Studio album by Jimmy Barnes
- Released: 12 June 1995
- Genre: Rock
- Length: 59:27
- Label: Mushroom
- Producer: Jimmy Barnes and Joe Hardy

Jimmy Barnes chronology
| Flesh and Wood (1993) | Psyclone (1995) | Barnes Hits Anthology (1996) |

Singles from Psyclone
- "Change of Heart" Released: 1 May 1995; "Come Undone" Released: 14 August 1995; "Every Beat" Released: 6 November 1995;

= Psyclone (album) =

Psyclone is the eighth studio album for Australian rock singer Jimmy Barnes. It was released in Australia by Mushroom Records on 12 June 1995 and peaked at number two on the ARIA Albums Chart.

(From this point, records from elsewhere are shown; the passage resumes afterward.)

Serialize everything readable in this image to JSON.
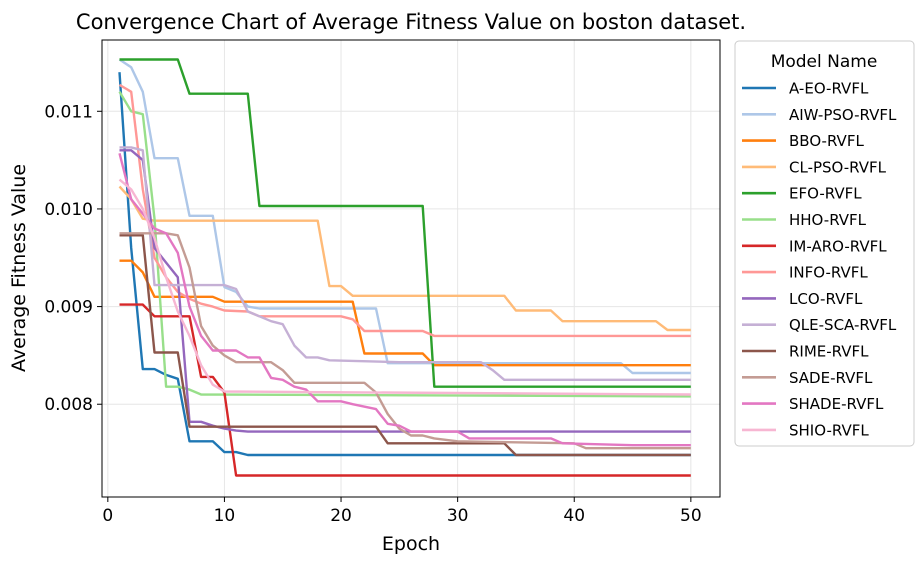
{
  "chart_data": {
    "type": "line",
    "title": "Convergence Chart of Average Fitness Value on boston dataset.",
    "xlabel": "Epoch",
    "ylabel": "Average Fitness Value",
    "xlim": [
      -0.5,
      52.5
    ],
    "ylim": [
      0.00705,
      0.01173
    ],
    "x_ticks": [
      0,
      10,
      20,
      30,
      40,
      50
    ],
    "y_ticks": [
      0.008,
      0.009,
      0.01,
      0.011
    ],
    "y_tick_labels": [
      "0.008",
      "0.009",
      "0.010",
      "0.011"
    ],
    "grid": true,
    "legend": {
      "title": "Model Name",
      "placement": "outside-right"
    },
    "series": [
      {
        "name": "A-EO-RVFL",
        "color": "#1f77b4",
        "points": [
          [
            1,
            0.0114
          ],
          [
            2,
            0.0096
          ],
          [
            3,
            0.00836
          ],
          [
            4,
            0.00836
          ],
          [
            5,
            0.0083
          ],
          [
            6,
            0.00826
          ],
          [
            7,
            0.00762
          ],
          [
            9,
            0.00762
          ],
          [
            10,
            0.00751
          ],
          [
            11,
            0.00751
          ],
          [
            12,
            0.00748
          ],
          [
            50,
            0.00748
          ]
        ]
      },
      {
        "name": "AIW-PSO-RVFL",
        "color": "#aec7e8",
        "points": [
          [
            1,
            0.01153
          ],
          [
            2,
            0.01145
          ],
          [
            3,
            0.0112
          ],
          [
            4,
            0.01052
          ],
          [
            6,
            0.01052
          ],
          [
            7,
            0.00993
          ],
          [
            9,
            0.00993
          ],
          [
            10,
            0.0092
          ],
          [
            11,
            0.00915
          ],
          [
            12,
            0.009
          ],
          [
            13,
            0.00898
          ],
          [
            23,
            0.00898
          ],
          [
            24,
            0.00842
          ],
          [
            44,
            0.00842
          ],
          [
            45,
            0.00832
          ],
          [
            50,
            0.00832
          ]
        ]
      },
      {
        "name": "BBO-RVFL",
        "color": "#ff7f0e",
        "points": [
          [
            1,
            0.00947
          ],
          [
            2,
            0.00947
          ],
          [
            3,
            0.00935
          ],
          [
            4,
            0.0091
          ],
          [
            9,
            0.0091
          ],
          [
            10,
            0.00905
          ],
          [
            21,
            0.00905
          ],
          [
            22,
            0.00852
          ],
          [
            27,
            0.00852
          ],
          [
            28,
            0.0084
          ],
          [
            50,
            0.0084
          ]
        ]
      },
      {
        "name": "CL-PSO-RVFL",
        "color": "#ffbb78",
        "points": [
          [
            1,
            0.01023
          ],
          [
            2,
            0.0101
          ],
          [
            3,
            0.0099
          ],
          [
            4,
            0.00988
          ],
          [
            18,
            0.00988
          ],
          [
            19,
            0.00921
          ],
          [
            20,
            0.00921
          ],
          [
            21,
            0.00911
          ],
          [
            34,
            0.00911
          ],
          [
            35,
            0.00896
          ],
          [
            38,
            0.00896
          ],
          [
            39,
            0.00885
          ],
          [
            47,
            0.00885
          ],
          [
            48,
            0.00876
          ],
          [
            50,
            0.00876
          ]
        ]
      },
      {
        "name": "EFO-RVFL",
        "color": "#2ca02c",
        "points": [
          [
            1,
            0.01153
          ],
          [
            6,
            0.01153
          ],
          [
            7,
            0.01118
          ],
          [
            12,
            0.01118
          ],
          [
            13,
            0.01003
          ],
          [
            27,
            0.01003
          ],
          [
            28,
            0.00818
          ],
          [
            50,
            0.00818
          ]
        ]
      },
      {
        "name": "HHO-RVFL",
        "color": "#98df8a",
        "points": [
          [
            1,
            0.0112
          ],
          [
            2,
            0.011
          ],
          [
            3,
            0.01097
          ],
          [
            4,
            0.0099
          ],
          [
            5,
            0.00818
          ],
          [
            6,
            0.00818
          ],
          [
            7,
            0.00815
          ],
          [
            8,
            0.0081
          ],
          [
            50,
            0.00808
          ]
        ]
      },
      {
        "name": "IM-ARO-RVFL",
        "color": "#d62728",
        "points": [
          [
            1,
            0.00902
          ],
          [
            3,
            0.00902
          ],
          [
            4,
            0.0089
          ],
          [
            7,
            0.0089
          ],
          [
            8,
            0.00828
          ],
          [
            9,
            0.00828
          ],
          [
            10,
            0.00812
          ],
          [
            11,
            0.00727
          ],
          [
            50,
            0.00727
          ]
        ]
      },
      {
        "name": "INFO-RVFL",
        "color": "#ff9896",
        "points": [
          [
            1,
            0.01127
          ],
          [
            2,
            0.0112
          ],
          [
            3,
            0.0102
          ],
          [
            4,
            0.0095
          ],
          [
            5,
            0.0093
          ],
          [
            6,
            0.00915
          ],
          [
            7,
            0.00908
          ],
          [
            8,
            0.00903
          ],
          [
            9,
            0.009
          ],
          [
            10,
            0.00896
          ],
          [
            12,
            0.00895
          ],
          [
            13,
            0.0089
          ],
          [
            20,
            0.0089
          ],
          [
            21,
            0.00887
          ],
          [
            22,
            0.00875
          ],
          [
            27,
            0.00875
          ],
          [
            28,
            0.0087
          ],
          [
            50,
            0.0087
          ]
        ]
      },
      {
        "name": "LCO-RVFL",
        "color": "#9467bd",
        "points": [
          [
            1,
            0.0106
          ],
          [
            2,
            0.0106
          ],
          [
            3,
            0.0105
          ],
          [
            4,
            0.0096
          ],
          [
            5,
            0.00945
          ],
          [
            6,
            0.0093
          ],
          [
            7,
            0.00782
          ],
          [
            8,
            0.00782
          ],
          [
            9,
            0.00778
          ],
          [
            10,
            0.00775
          ],
          [
            11,
            0.00773
          ],
          [
            12,
            0.00772
          ],
          [
            50,
            0.00772
          ]
        ]
      },
      {
        "name": "QLE-SCA-RVFL",
        "color": "#c5b0d5",
        "points": [
          [
            1,
            0.01063
          ],
          [
            2,
            0.01063
          ],
          [
            3,
            0.0106
          ],
          [
            4,
            0.00922
          ],
          [
            6,
            0.00922
          ],
          [
            10,
            0.00922
          ],
          [
            11,
            0.00918
          ],
          [
            12,
            0.00895
          ],
          [
            13,
            0.0089
          ],
          [
            14,
            0.00885
          ],
          [
            15,
            0.00882
          ],
          [
            16,
            0.0086
          ],
          [
            17,
            0.00848
          ],
          [
            18,
            0.00848
          ],
          [
            19,
            0.00845
          ],
          [
            25,
            0.00843
          ],
          [
            32,
            0.00843
          ],
          [
            33,
            0.00835
          ],
          [
            34,
            0.00825
          ],
          [
            50,
            0.00825
          ]
        ]
      },
      {
        "name": "RIME-RVFL",
        "color": "#8c564b",
        "points": [
          [
            1,
            0.00973
          ],
          [
            3,
            0.00973
          ],
          [
            4,
            0.00853
          ],
          [
            6,
            0.00853
          ],
          [
            7,
            0.00777
          ],
          [
            23,
            0.00777
          ],
          [
            24,
            0.0076
          ],
          [
            34,
            0.0076
          ],
          [
            35,
            0.00748
          ],
          [
            50,
            0.00748
          ]
        ]
      },
      {
        "name": "SADE-RVFL",
        "color": "#c49c94",
        "points": [
          [
            1,
            0.00975
          ],
          [
            5,
            0.00975
          ],
          [
            6,
            0.00973
          ],
          [
            7,
            0.0094
          ],
          [
            8,
            0.0088
          ],
          [
            9,
            0.0086
          ],
          [
            10,
            0.0085
          ],
          [
            11,
            0.00843
          ],
          [
            14,
            0.00843
          ],
          [
            15,
            0.00835
          ],
          [
            16,
            0.00822
          ],
          [
            22,
            0.00822
          ],
          [
            23,
            0.00812
          ],
          [
            24,
            0.0079
          ],
          [
            25,
            0.00775
          ],
          [
            26,
            0.00768
          ],
          [
            27,
            0.00768
          ],
          [
            28,
            0.00765
          ],
          [
            30,
            0.00762
          ],
          [
            40,
            0.0076
          ],
          [
            41,
            0.00755
          ],
          [
            50,
            0.00755
          ]
        ]
      },
      {
        "name": "SHADE-RVFL",
        "color": "#e377c2",
        "points": [
          [
            1,
            0.01057
          ],
          [
            2,
            0.0101
          ],
          [
            3,
            0.00995
          ],
          [
            4,
            0.0098
          ],
          [
            5,
            0.00975
          ],
          [
            6,
            0.00955
          ],
          [
            7,
            0.009
          ],
          [
            8,
            0.0087
          ],
          [
            9,
            0.00855
          ],
          [
            11,
            0.00855
          ],
          [
            12,
            0.00848
          ],
          [
            13,
            0.00848
          ],
          [
            14,
            0.00827
          ],
          [
            15,
            0.00825
          ],
          [
            16,
            0.00818
          ],
          [
            17,
            0.00815
          ],
          [
            18,
            0.00803
          ],
          [
            20,
            0.00803
          ],
          [
            21,
            0.008
          ],
          [
            23,
            0.00795
          ],
          [
            24,
            0.0078
          ],
          [
            25,
            0.00778
          ],
          [
            26,
            0.00772
          ],
          [
            30,
            0.00772
          ],
          [
            31,
            0.00765
          ],
          [
            38,
            0.00765
          ],
          [
            39,
            0.0076
          ],
          [
            45,
            0.00758
          ],
          [
            50,
            0.00758
          ]
        ]
      },
      {
        "name": "SHIO-RVFL",
        "color": "#f7b6d2",
        "points": [
          [
            1,
            0.0103
          ],
          [
            2,
            0.0102
          ],
          [
            3,
            0.01
          ],
          [
            4,
            0.0097
          ],
          [
            5,
            0.0093
          ],
          [
            6,
            0.00895
          ],
          [
            7,
            0.0087
          ],
          [
            8,
            0.0084
          ],
          [
            9,
            0.0082
          ],
          [
            10,
            0.00813
          ],
          [
            50,
            0.0081
          ]
        ]
      }
    ]
  }
}
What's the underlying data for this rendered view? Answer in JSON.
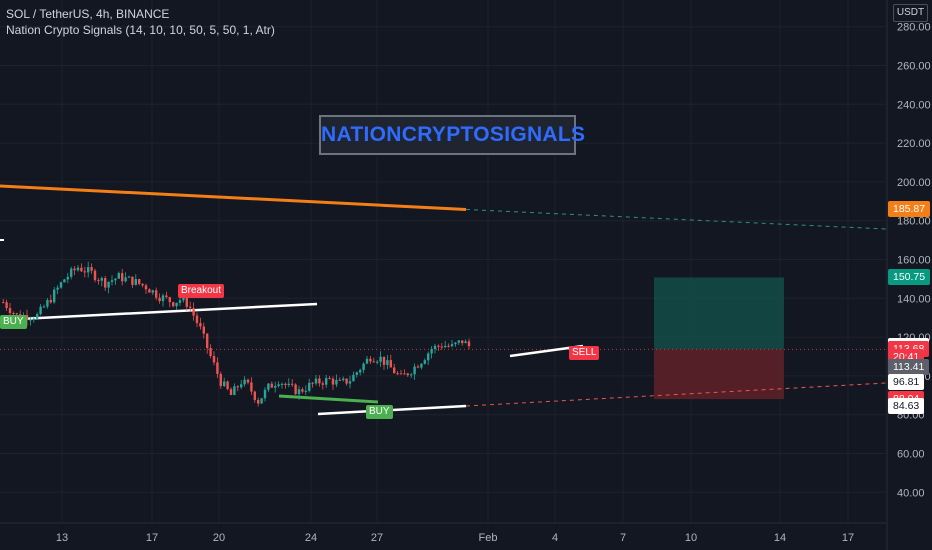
{
  "header": {
    "symbol_line": "SOL / TetherUS, 4h, BINANCE",
    "indicator_line": "Nation Crypto Signals  (14, 10, 10, 50, 5, 50, 1, Atr)"
  },
  "price_axis_unit": "USDT",
  "watermark": "NATIONCRYPTOSIGNALS",
  "signal_labels": {
    "breakout": "Breakout",
    "buy_left": "BUY",
    "buy_bottom": "BUY",
    "sell": "SELL"
  },
  "price_labels": [
    {
      "key": "orange_line",
      "text": "185.87",
      "price": 185.87,
      "bg": "#f57f17",
      "fg": "#ffffff"
    },
    {
      "key": "take_profit",
      "text": "150.75",
      "price": 150.75,
      "bg": "#089981",
      "fg": "#ffffff"
    },
    {
      "key": "high",
      "text": "115.56",
      "price": 115.56,
      "bg": "#ffffff",
      "fg": "#131722"
    },
    {
      "key": "last",
      "text": "113.68",
      "price": 113.68,
      "bg": "#f23645",
      "fg": "#ffffff"
    },
    {
      "key": "countdown",
      "text": "20:41",
      "price": 109.6,
      "bg": "#f23645",
      "fg": "#ffffff"
    },
    {
      "key": "trend",
      "text": "113.41",
      "price": 104.5,
      "bg": "#5d606b",
      "fg": "#ffffff"
    },
    {
      "key": "low",
      "text": "96.81",
      "price": 96.81,
      "bg": "#ffffff",
      "fg": "#131722"
    },
    {
      "key": "stop",
      "text": "88.04",
      "price": 88.04,
      "bg": "#f23645",
      "fg": "#ffffff"
    },
    {
      "key": "close_low",
      "text": "84.63",
      "price": 84.63,
      "bg": "#ffffff",
      "fg": "#131722"
    }
  ],
  "colors": {
    "background": "#131722",
    "grid": "#1e222d",
    "up": "#26a69a",
    "down": "#ef5350",
    "orange_trend": "#f57f17",
    "teal_dash": "#2c8f87",
    "support_line": "#ffffff",
    "breakout": "#f23645",
    "buy": "#4caf50",
    "tp_zone": "#134e48",
    "sl_zone": "#5c2027"
  },
  "chart_data": {
    "type": "candlestick",
    "title": "SOL / TetherUS, 4h, BINANCE",
    "y_unit": "USDT",
    "ylim": [
      24,
      290
    ],
    "y_ticks": [
      40,
      60,
      80,
      100,
      120,
      140,
      160,
      180,
      200,
      220,
      240,
      260,
      280
    ],
    "y_tick_labels": [
      "40.00",
      "60.00",
      "80.00",
      "100.00",
      "120.00",
      "140.00",
      "160.00",
      "180.00",
      "200.00",
      "220.00",
      "240.00",
      "260.00",
      "280.00"
    ],
    "x_tick_labels": [
      "13",
      "17",
      "20",
      "24",
      "27",
      "Feb",
      "4",
      "7",
      "10",
      "14",
      "17"
    ],
    "close_path": [
      [
        0,
        138
      ],
      [
        4,
        131
      ],
      [
        10,
        131
      ],
      [
        14,
        140
      ],
      [
        18,
        150
      ],
      [
        22,
        156
      ],
      [
        26,
        153
      ],
      [
        30,
        148
      ],
      [
        34,
        151
      ],
      [
        38,
        149
      ],
      [
        42,
        146
      ],
      [
        46,
        141
      ],
      [
        50,
        138
      ],
      [
        53,
        140
      ],
      [
        55,
        135
      ],
      [
        58,
        124
      ],
      [
        61,
        110
      ],
      [
        64,
        97
      ],
      [
        67,
        90
      ],
      [
        70,
        97
      ],
      [
        72,
        95
      ],
      [
        75,
        87
      ],
      [
        78,
        94
      ],
      [
        81,
        98
      ],
      [
        84,
        94
      ],
      [
        87,
        92
      ],
      [
        90,
        95
      ],
      [
        93,
        97
      ],
      [
        96,
        98
      ],
      [
        99,
        96
      ],
      [
        102,
        98
      ],
      [
        105,
        104
      ],
      [
        108,
        110
      ],
      [
        111,
        109
      ],
      [
        114,
        104
      ],
      [
        117,
        99
      ],
      [
        120,
        103
      ],
      [
        123,
        108
      ],
      [
        126,
        114
      ],
      [
        129,
        116
      ],
      [
        132,
        115
      ],
      [
        135,
        118
      ],
      [
        138,
        114
      ]
    ],
    "candle_count": 138,
    "grid": true,
    "last_price": 113.68,
    "high_label": 115.56,
    "low_label": 96.81,
    "breakout_level": 150.75
  }
}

Barnes said in 2010: "When I made Psyclone, I was at the height of my alcoholism and addiction. I was literally staring into the abyss".

==Track listing==
1. "Used to the Truth" (Jimmy Barnes, Guy Davies, Jeff Neill, Michael Hegerty) – 4:24
2. "Spend the Night" (Jimmy Barnes, Guy Davies, Jeff Neill, Michael Hegerty) – 3:52
3. "Change of Heart (Jimmy Barnes, Guy Davies, Jeff Neill, Michael Hegarty) – 5:08
4. "Every Beat" (Jimmy Barnes, Jackie Barnes, Jeff Neill) – 4:35
5. "Come Undone" (Jimmy Barnes, Diesel) – 4:55
6. "Stumbling" (Jimmy Barnes, Jeff Neill, Guy Davies, Michael Hegerty, Neil Martin) – 4:03
7. "Love and Devotion" (Jimmy Barnes, Jackie Barnes, Diesel, Guy Davies) – 4:39
8. "Mirror of Your Soul" (Jimmy Barnes, Guy Davies)– 5:39
9. "Just a Man" (Jimmy Barnes, Jeff Neill) – 3:56
10. "Fooling Yourself" (Jimmy Barnes, Jeff Neill) – 4:26
11. "Tears" (Jimmy Barnes, Guy Davies) - 4:50
12. "Going Down Alone" (Jimmy Barnes, Guy Davies, Jeff Neill, Michael Hegerty) – 5:08
13. "Because You Wanted It" (Jimmy Barnes) – 3:53

==Credits==
- Jimmy Barnes – vocals and producer
- Joe Hardy – producer and engineer
- Musicians - Jeff Neill, Michael Hegerty, Guy Davies, Neil Martin, Jimmy Barnes, Diesel, Tony Brock
- Strings - Stephanie Perin, Olivier Lechardeur, Viviane Abdekmalcek, Nicolas Galiere
- Backup Vocals – Lisa Hunt, Monica Reed-Price

==Charts==

Chart performance for Psyclone
| Chart (1995) | Peak position |
|---|---|
| Australian Albums (ARIA) | 2 |
| New Zealand Albums (RMNZ) | 38 |
| UK Albums (OCC) | 125 |

==Certifications==

Certifications for Psyclone
| Region | Certification | Certified units/sales |
| Australia (ARIA) | Platinum | 70,000^{^} |
^{^} Shipments figures based on certification alone.